Cellar Door manager Tom Albert has been considering introducing a drone to their winery for a few years now.
Mr Albert said they introduced the drone in December last year.
"Drones used to be a lot smaller, they didn't fly as fast, and the batteries didn't last anywhere near as long as they do now,” Mr Albert said.
"So we put the idea on the back burner. Then last year I saw this program on the ABC about grain farmers down south using drones...so that got us talking about the option of using a drone again.
"So then we invested in a drone...and it's been great.”
One of the main challenges wineries face during their season is birds eating the grapes.
"We've always got lorikeets and crows, and other birds coming and stripping our vines,” Mr Albert said.
"You could use things like guns, lethal control, and nets to prevent this.
"We try to very conscious of our neighbours with the noise and of the birds themselves.”
The drone Colvely purchased is fitted with a speaker and video camera.
"With the drone speaker we play noises of eagles and hawks to scare the birds away,” Mr Albert said.
"What's really useful about this drone is that it flies itself. I don't have to be there using a remote control the whole time it's in the air.
"So we plug in a GPS system and the drone flies itself up and down our vineyard. We pop in the coordinates and it will fly where we want it to and then come back and land itself when it needs its batteries changed.”
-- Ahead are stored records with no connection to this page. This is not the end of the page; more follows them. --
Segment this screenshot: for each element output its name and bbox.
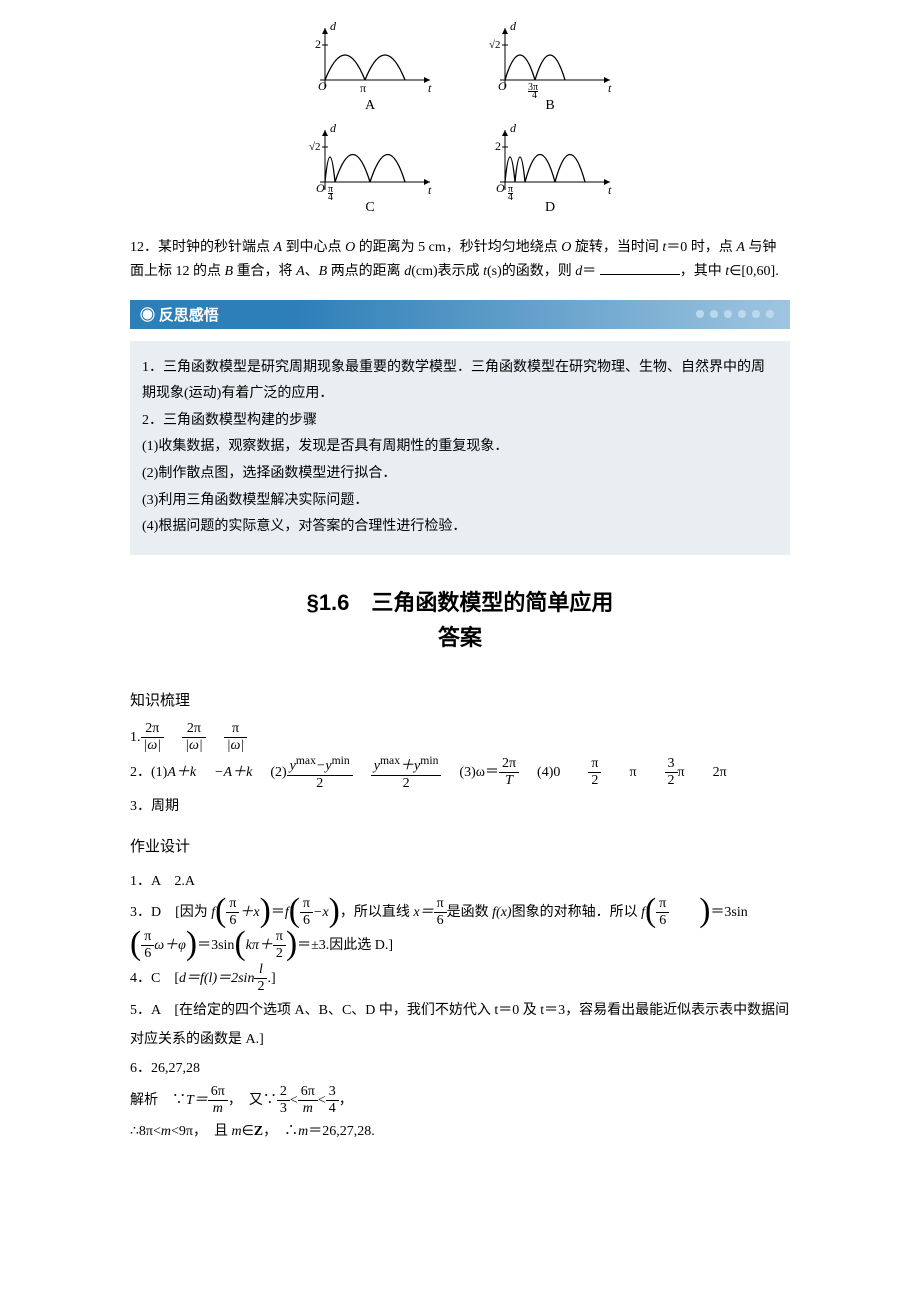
fill-blank — [600, 260, 680, 275]
svg-text:d: d — [330, 122, 337, 135]
ref-p2: 2．三角函数模型构建的步骤 — [142, 408, 778, 435]
svg-text:2: 2 — [495, 139, 501, 153]
ans-1: 1.2π|ω|2π|ω|π|ω| — [130, 721, 790, 754]
graph-b: d √2 O 3π 4 t B — [480, 20, 620, 114]
banner-dots — [696, 310, 780, 318]
graph-d: d 2 O π 4 t D — [480, 122, 620, 216]
reflection-box: 1．三角函数模型是研究周期现象最重要的数学模型．三角函数模型在研究物理、生物、自… — [130, 341, 790, 555]
w6: 6．26,27,28 — [130, 1054, 790, 1083]
w3b: (π6ω＋φ)＝3sin(kπ＋π2)＝±3.因此选 D.] — [130, 929, 790, 962]
ref-s1: (1)收集数据，观察数据，发现是否具有周期性的重复现象． — [142, 434, 778, 461]
w4: 4．C [d＝f(l)＝2sinl2.] — [130, 962, 790, 995]
w1: 1．A 2.A — [130, 867, 790, 896]
svg-text:O: O — [318, 79, 327, 93]
svg-text:4: 4 — [532, 90, 537, 100]
w6-line2: ∴8π<m<9π， 且 m∈Z， ∴m＝26,27,28. — [130, 1117, 790, 1146]
svg-text:O: O — [498, 79, 507, 93]
ans-2: 2．(1)A＋k−A＋k(2)ymax−ymin2ymax＋ymin2(3)ω＝… — [130, 754, 790, 792]
graph-c: d √2 O π 4 t C — [300, 122, 440, 216]
svg-text:O: O — [316, 181, 325, 195]
ref-s2: (2)制作散点图，选择函数模型进行拟合． — [142, 461, 778, 488]
svg-text:t: t — [608, 81, 612, 95]
graph-b-label: B — [545, 98, 554, 114]
svg-text:4: 4 — [328, 192, 333, 202]
svg-text:t: t — [428, 183, 432, 197]
svg-text:t: t — [608, 183, 612, 197]
svg-text:2: 2 — [315, 37, 321, 51]
ref-p1: 1．三角函数模型是研究周期现象最重要的数学模型．三角函数模型在研究物理、生物、自… — [142, 355, 778, 408]
w3: 3．D [因为 f(π6＋x)＝f(π6−x)，所以直线 x＝π6是函数 f(x… — [130, 896, 790, 929]
heading-work: 作业设计 — [130, 831, 790, 863]
graph-d-label: D — [545, 200, 555, 216]
graph-a-label: A — [365, 98, 375, 114]
graph-a: d 2 O π t A — [300, 20, 440, 114]
answers-title: §1.6 三角函数模型的简单应用 答案 — [130, 585, 790, 655]
banner-icon: ◉ — [140, 308, 155, 324]
banner-title: 反思感悟 — [159, 308, 219, 324]
heading-knowledge: 知识梳理 — [130, 685, 790, 717]
w5: 5．A [在给定的四个选项 A、B、C、D 中，我们不妨代入 t＝0 及 t＝3… — [130, 996, 790, 1055]
reflection-banner: ◉ 反思感悟 — [130, 300, 790, 329]
p12-num: 12． — [130, 240, 158, 255]
ans-3: 3．周期 — [130, 792, 790, 821]
svg-text:d: d — [510, 122, 517, 135]
problem-12: 12．某时钟的秒针端点 A 到中心点 O 的距离为 5 cm，秒针均匀地绕点 O… — [130, 236, 790, 284]
w6-exp: 解析 ∵T＝6πm， 又∵23<6πm<34， — [130, 1084, 790, 1117]
svg-text:√2: √2 — [489, 39, 501, 51]
svg-text:O: O — [496, 181, 505, 195]
title-line2: 答案 — [130, 620, 790, 655]
title-line1: §1.6 三角函数模型的简单应用 — [130, 585, 790, 620]
svg-text:d: d — [510, 20, 517, 33]
svg-text:t: t — [428, 81, 432, 95]
svg-text:d: d — [330, 20, 337, 33]
svg-text:π: π — [360, 81, 366, 95]
svg-text:√2: √2 — [309, 141, 321, 153]
svg-text:4: 4 — [508, 192, 513, 202]
ref-s4: (4)根据问题的实际意义，对答案的合理性进行检验． — [142, 514, 778, 541]
ref-s3: (3)利用三角函数模型解决实际问题． — [142, 488, 778, 515]
graph-c-label: C — [365, 200, 374, 216]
This means Mr Albert was able to attend to other work while the drone kept the birds at bay.
"While the grapes were growing we were using it daily, doing about six or seven flights a day. I was able to just chill in the Cellar Door and work from the comfort of aircon. This made things a lot easier.”
Mr Albert plans to continue working with the new technology to better the running of their vineyards.
"We're also interested in potentially doing a bit of aerial filming with the drone...as well as some photography. Hopefully this will help us to map out our vineyards,” Mr Albert said.
"There's information that would be easier to collect from a bird's eye view. For example checking the health of the vines.”